Une fois que l'autre personnage n'a plus accès à la vue, il imite la voix des ennemis de ce dernier et prétend défendre celui qui est caché dans le sac. Mais, il finit par lui donner des coups de bâton et le bousculer dans ce sac, censé le protéger. Scapin s'emportant dans son jeu d'acteur, alors qu'il imite les ennemis du seigneur Géronte, en oublie de surveiller le sac.
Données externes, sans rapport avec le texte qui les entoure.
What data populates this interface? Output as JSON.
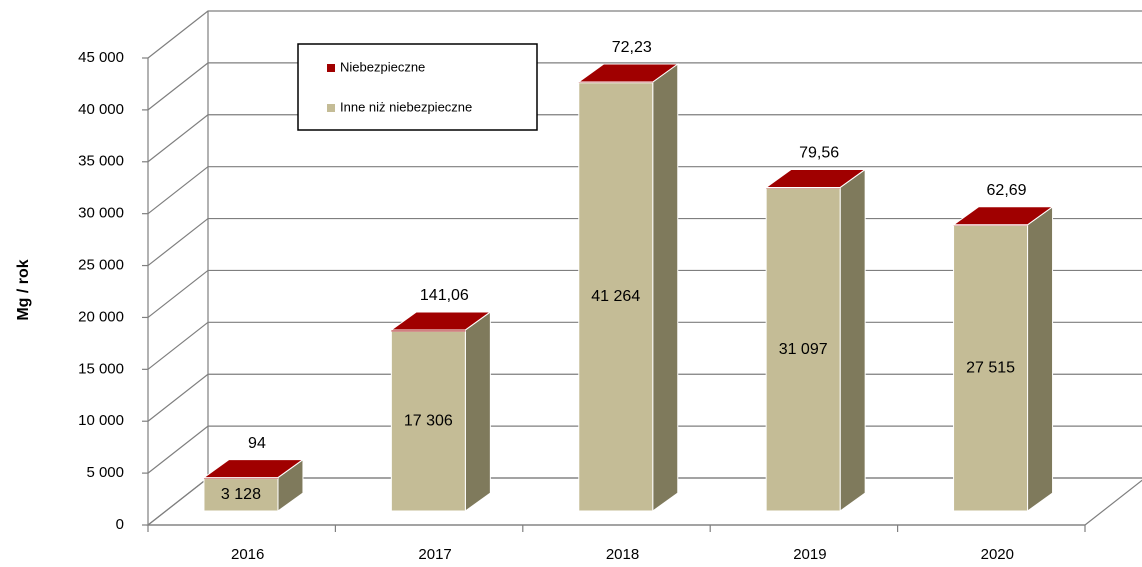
{
  "chart_data": {
    "type": "bar3d_stacked",
    "ylabel": "Mg / rok",
    "categories": [
      "2016",
      "2017",
      "2018",
      "2019",
      "2020"
    ],
    "series": [
      {
        "name": "Niebezpieczne",
        "color": "#a00000",
        "values": [
          94,
          141.06,
          72.23,
          79.56,
          62.69
        ],
        "value_labels": [
          "94",
          "141,06",
          "72,23",
          "79,56",
          "62,69"
        ]
      },
      {
        "name": "Inne niż niebezpieczne",
        "color": "#c4bc96",
        "values": [
          3128,
          17306,
          41264,
          31097,
          27515
        ],
        "value_labels": [
          "3 128",
          "17 306",
          "41 264",
          "31 097",
          "27 515"
        ]
      }
    ],
    "ylim": [
      0,
      45000
    ],
    "yticks": [
      0,
      {
        "value": 5000,
        "label": "5 000"
      },
      {
        "value": 10000,
        "label": "10 000"
      },
      {
        "value": 15000,
        "label": "15 000"
      },
      {
        "value": 20000,
        "label": "20 000"
      },
      {
        "value": 25000,
        "label": "25 000"
      },
      {
        "value": 30000,
        "label": "30 000"
      },
      {
        "value": 35000,
        "label": "35 000"
      },
      {
        "value": 40000,
        "label": "40 000"
      },
      {
        "value": 45000,
        "label": "45 000"
      }
    ],
    "grid": true
  }
}
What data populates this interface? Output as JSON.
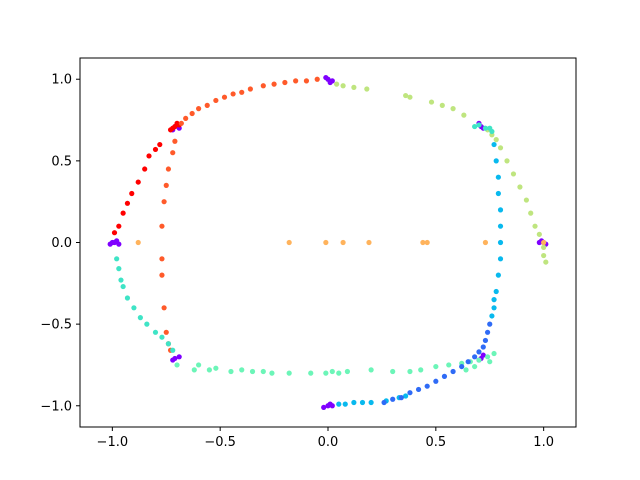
{
  "chart_data": {
    "type": "scatter",
    "title": "",
    "xlabel": "",
    "ylabel": "",
    "xlim": [
      -1.15,
      1.15
    ],
    "ylim": [
      -1.13,
      1.13
    ],
    "x_ticks": [
      -1.0,
      -0.5,
      0.0,
      0.5,
      1.0
    ],
    "x_tick_labels": [
      "−1.0",
      "−0.5",
      "0.0",
      "0.5",
      "1.0"
    ],
    "y_ticks": [
      -1.0,
      -0.5,
      0.0,
      0.5,
      1.0
    ],
    "y_tick_labels": [
      "−1.0",
      "−0.5",
      "0.0",
      "0.5",
      "1.0"
    ],
    "grid": false,
    "legend": "none",
    "colors": {
      "purple": "#7f00ff",
      "red": "#ff0000",
      "orange_red": "#ff5a2a",
      "light_orange": "#ffb35c",
      "light_green": "#bfe57f",
      "aquamarine": "#6cf5b8",
      "turquoise": "#3fe4c6",
      "deep_sky": "#08b9ee",
      "blue": "#2f6bf6"
    },
    "series": [
      {
        "color": "purple",
        "points": [
          [
            -1.0,
            0.0
          ],
          [
            -0.98,
            0.01
          ],
          [
            -1.01,
            -0.01
          ],
          [
            -0.99,
            0.0
          ],
          [
            -0.97,
            -0.01
          ],
          [
            -0.71,
            0.71
          ],
          [
            -0.69,
            0.7
          ],
          [
            -0.7,
            0.72
          ],
          [
            -0.72,
            0.69
          ],
          [
            0.0,
            1.0
          ],
          [
            0.02,
            0.99
          ],
          [
            -0.01,
            1.01
          ],
          [
            0.01,
            0.98
          ],
          [
            0.71,
            0.71
          ],
          [
            0.7,
            0.73
          ],
          [
            0.72,
            0.7
          ],
          [
            1.0,
            0.0
          ],
          [
            0.99,
            0.01
          ],
          [
            1.01,
            -0.01
          ],
          [
            0.98,
            0.0
          ],
          [
            0.71,
            -0.71
          ],
          [
            0.72,
            -0.69
          ],
          [
            0.7,
            -0.72
          ],
          [
            0.0,
            -1.0
          ],
          [
            0.01,
            -0.99
          ],
          [
            -0.02,
            -1.01
          ],
          [
            0.02,
            -1.0
          ],
          [
            -0.71,
            -0.71
          ],
          [
            -0.69,
            -0.7
          ],
          [
            -0.72,
            -0.72
          ]
        ]
      },
      {
        "color": "red",
        "points": [
          [
            -0.71,
            0.71
          ],
          [
            -0.73,
            0.69
          ],
          [
            -0.7,
            0.73
          ],
          [
            -0.72,
            0.7
          ],
          [
            -0.69,
            0.72
          ],
          [
            -0.78,
            0.6
          ],
          [
            -0.8,
            0.57
          ],
          [
            -0.83,
            0.53
          ],
          [
            -0.85,
            0.45
          ],
          [
            -0.88,
            0.37
          ],
          [
            -0.91,
            0.3
          ],
          [
            -0.93,
            0.24
          ],
          [
            -0.95,
            0.18
          ],
          [
            -0.97,
            0.1
          ],
          [
            -0.99,
            0.06
          ]
        ]
      },
      {
        "color": "orange_red",
        "points": [
          [
            -0.68,
            0.73
          ],
          [
            -0.66,
            0.76
          ],
          [
            -0.63,
            0.79
          ],
          [
            -0.6,
            0.82
          ],
          [
            -0.56,
            0.84
          ],
          [
            -0.52,
            0.87
          ],
          [
            -0.48,
            0.89
          ],
          [
            -0.44,
            0.91
          ],
          [
            -0.4,
            0.92
          ],
          [
            -0.36,
            0.94
          ],
          [
            -0.3,
            0.96
          ],
          [
            -0.25,
            0.97
          ],
          [
            -0.2,
            0.98
          ],
          [
            -0.15,
            0.99
          ],
          [
            -0.1,
            0.99
          ],
          [
            -0.05,
            1.0
          ],
          [
            -0.71,
            0.62
          ],
          [
            -0.72,
            0.55
          ],
          [
            -0.74,
            0.45
          ],
          [
            -0.75,
            0.35
          ],
          [
            -0.76,
            0.25
          ],
          [
            -0.77,
            0.1
          ],
          [
            -0.77,
            -0.1
          ],
          [
            -0.77,
            -0.2
          ],
          [
            -0.76,
            -0.4
          ],
          [
            -0.75,
            -0.55
          ],
          [
            -0.74,
            -0.62
          ],
          [
            -0.73,
            -0.66
          ]
        ]
      },
      {
        "color": "light_orange",
        "points": [
          [
            -0.88,
            0.0
          ],
          [
            -0.18,
            0.0
          ],
          [
            -0.01,
            0.0
          ],
          [
            0.07,
            0.0
          ],
          [
            0.19,
            0.0
          ],
          [
            0.44,
            0.0
          ],
          [
            0.46,
            0.0
          ],
          [
            0.73,
            0.0
          ],
          [
            1.0,
            0.0
          ]
        ]
      },
      {
        "color": "light_green",
        "points": [
          [
            0.04,
            0.97
          ],
          [
            0.07,
            0.96
          ],
          [
            0.12,
            0.95
          ],
          [
            0.18,
            0.94
          ],
          [
            0.36,
            0.9
          ],
          [
            0.38,
            0.89
          ],
          [
            0.48,
            0.86
          ],
          [
            0.53,
            0.84
          ],
          [
            0.58,
            0.82
          ],
          [
            0.63,
            0.78
          ],
          [
            0.74,
            0.69
          ],
          [
            0.76,
            0.66
          ],
          [
            0.78,
            0.63
          ],
          [
            0.8,
            0.58
          ],
          [
            0.83,
            0.5
          ],
          [
            0.86,
            0.42
          ],
          [
            0.89,
            0.34
          ],
          [
            0.92,
            0.26
          ],
          [
            0.94,
            0.18
          ],
          [
            0.96,
            0.1
          ],
          [
            0.98,
            0.05
          ],
          [
            1.0,
            -0.03
          ],
          [
            1.0,
            -0.08
          ],
          [
            1.01,
            -0.12
          ]
        ]
      },
      {
        "color": "aquamarine",
        "points": [
          [
            -0.6,
            -0.75
          ],
          [
            -0.52,
            -0.77
          ],
          [
            -0.4,
            -0.78
          ],
          [
            -0.3,
            -0.79
          ],
          [
            -0.26,
            -0.8
          ],
          [
            -0.18,
            -0.8
          ],
          [
            -0.08,
            -0.8
          ],
          [
            -0.01,
            -0.8
          ],
          [
            0.02,
            -0.79
          ],
          [
            0.05,
            -0.8
          ],
          [
            0.09,
            -0.79
          ],
          [
            0.2,
            -0.78
          ],
          [
            0.3,
            -0.79
          ],
          [
            0.38,
            -0.79
          ],
          [
            0.43,
            -0.78
          ],
          [
            0.5,
            -0.76
          ],
          [
            0.56,
            -0.75
          ],
          [
            0.62,
            -0.74
          ],
          [
            0.66,
            -0.73
          ],
          [
            0.7,
            -0.72
          ],
          [
            0.74,
            -0.7
          ],
          [
            0.77,
            -0.68
          ],
          [
            0.75,
            -0.73
          ],
          [
            0.68,
            -0.76
          ],
          [
            0.64,
            -0.78
          ],
          [
            -0.62,
            -0.78
          ],
          [
            -0.55,
            -0.78
          ],
          [
            -0.45,
            -0.79
          ],
          [
            -0.35,
            -0.79
          ],
          [
            -0.7,
            -0.75
          ]
        ]
      },
      {
        "color": "turquoise",
        "points": [
          [
            -0.98,
            -0.1
          ],
          [
            -0.97,
            -0.16
          ],
          [
            -0.96,
            -0.23
          ],
          [
            -0.95,
            -0.27
          ],
          [
            -0.93,
            -0.34
          ],
          [
            -0.9,
            -0.4
          ],
          [
            -0.87,
            -0.46
          ],
          [
            -0.84,
            -0.5
          ],
          [
            -0.8,
            -0.55
          ],
          [
            -0.77,
            -0.58
          ],
          [
            -0.74,
            -0.62
          ],
          [
            -0.72,
            -0.66
          ],
          [
            0.7,
            0.72
          ],
          [
            0.73,
            0.7
          ],
          [
            0.68,
            0.71
          ],
          [
            0.76,
            0.68
          ],
          [
            0.75,
            0.7
          ]
        ]
      },
      {
        "color": "deep_sky",
        "points": [
          [
            0.77,
            0.6
          ],
          [
            0.78,
            0.5
          ],
          [
            0.79,
            0.4
          ],
          [
            0.79,
            0.3
          ],
          [
            0.8,
            0.2
          ],
          [
            0.8,
            0.1
          ],
          [
            0.8,
            0.0
          ],
          [
            0.8,
            -0.1
          ],
          [
            0.79,
            -0.2
          ],
          [
            0.78,
            -0.3
          ],
          [
            0.77,
            -0.35
          ],
          [
            0.77,
            -0.4
          ],
          [
            0.76,
            -0.45
          ],
          [
            0.05,
            -0.99
          ],
          [
            0.08,
            -0.99
          ],
          [
            0.12,
            -0.98
          ],
          [
            0.16,
            -0.98
          ],
          [
            0.2,
            -0.98
          ],
          [
            0.27,
            -0.97
          ],
          [
            0.33,
            -0.95
          ],
          [
            0.36,
            -0.94
          ]
        ]
      },
      {
        "color": "blue",
        "points": [
          [
            0.75,
            -0.5
          ],
          [
            0.74,
            -0.55
          ],
          [
            0.73,
            -0.6
          ],
          [
            0.72,
            -0.64
          ],
          [
            0.7,
            -0.67
          ],
          [
            0.68,
            -0.7
          ],
          [
            0.65,
            -0.73
          ],
          [
            0.62,
            -0.76
          ],
          [
            0.58,
            -0.79
          ],
          [
            0.54,
            -0.82
          ],
          [
            0.5,
            -0.85
          ],
          [
            0.46,
            -0.88
          ],
          [
            0.42,
            -0.9
          ],
          [
            0.38,
            -0.92
          ],
          [
            0.34,
            -0.95
          ],
          [
            0.3,
            -0.96
          ],
          [
            0.26,
            -0.98
          ]
        ]
      }
    ]
  }
}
Le seigneur en est sorti et prend alors connaissance du stratagème de Scapin. Souvent, une telle scène prête à rire. La scène est alors comique. Nous avons beaucoup parlé de la comédie et non de la tragédie. Voici une scène typique de la tragédie. Ainsi, souvent un messager apparaît et conte alors la mort d'un personnage, permettant ainsi à la trame de continuer en ayant eu accès à cette information, sans avoir eu à la montrer. Après avoir étudié les personnages types, il paraissait important d'étudier les rapports que ces derniers entretiennent entre eux et leur comportement au sein des scènes.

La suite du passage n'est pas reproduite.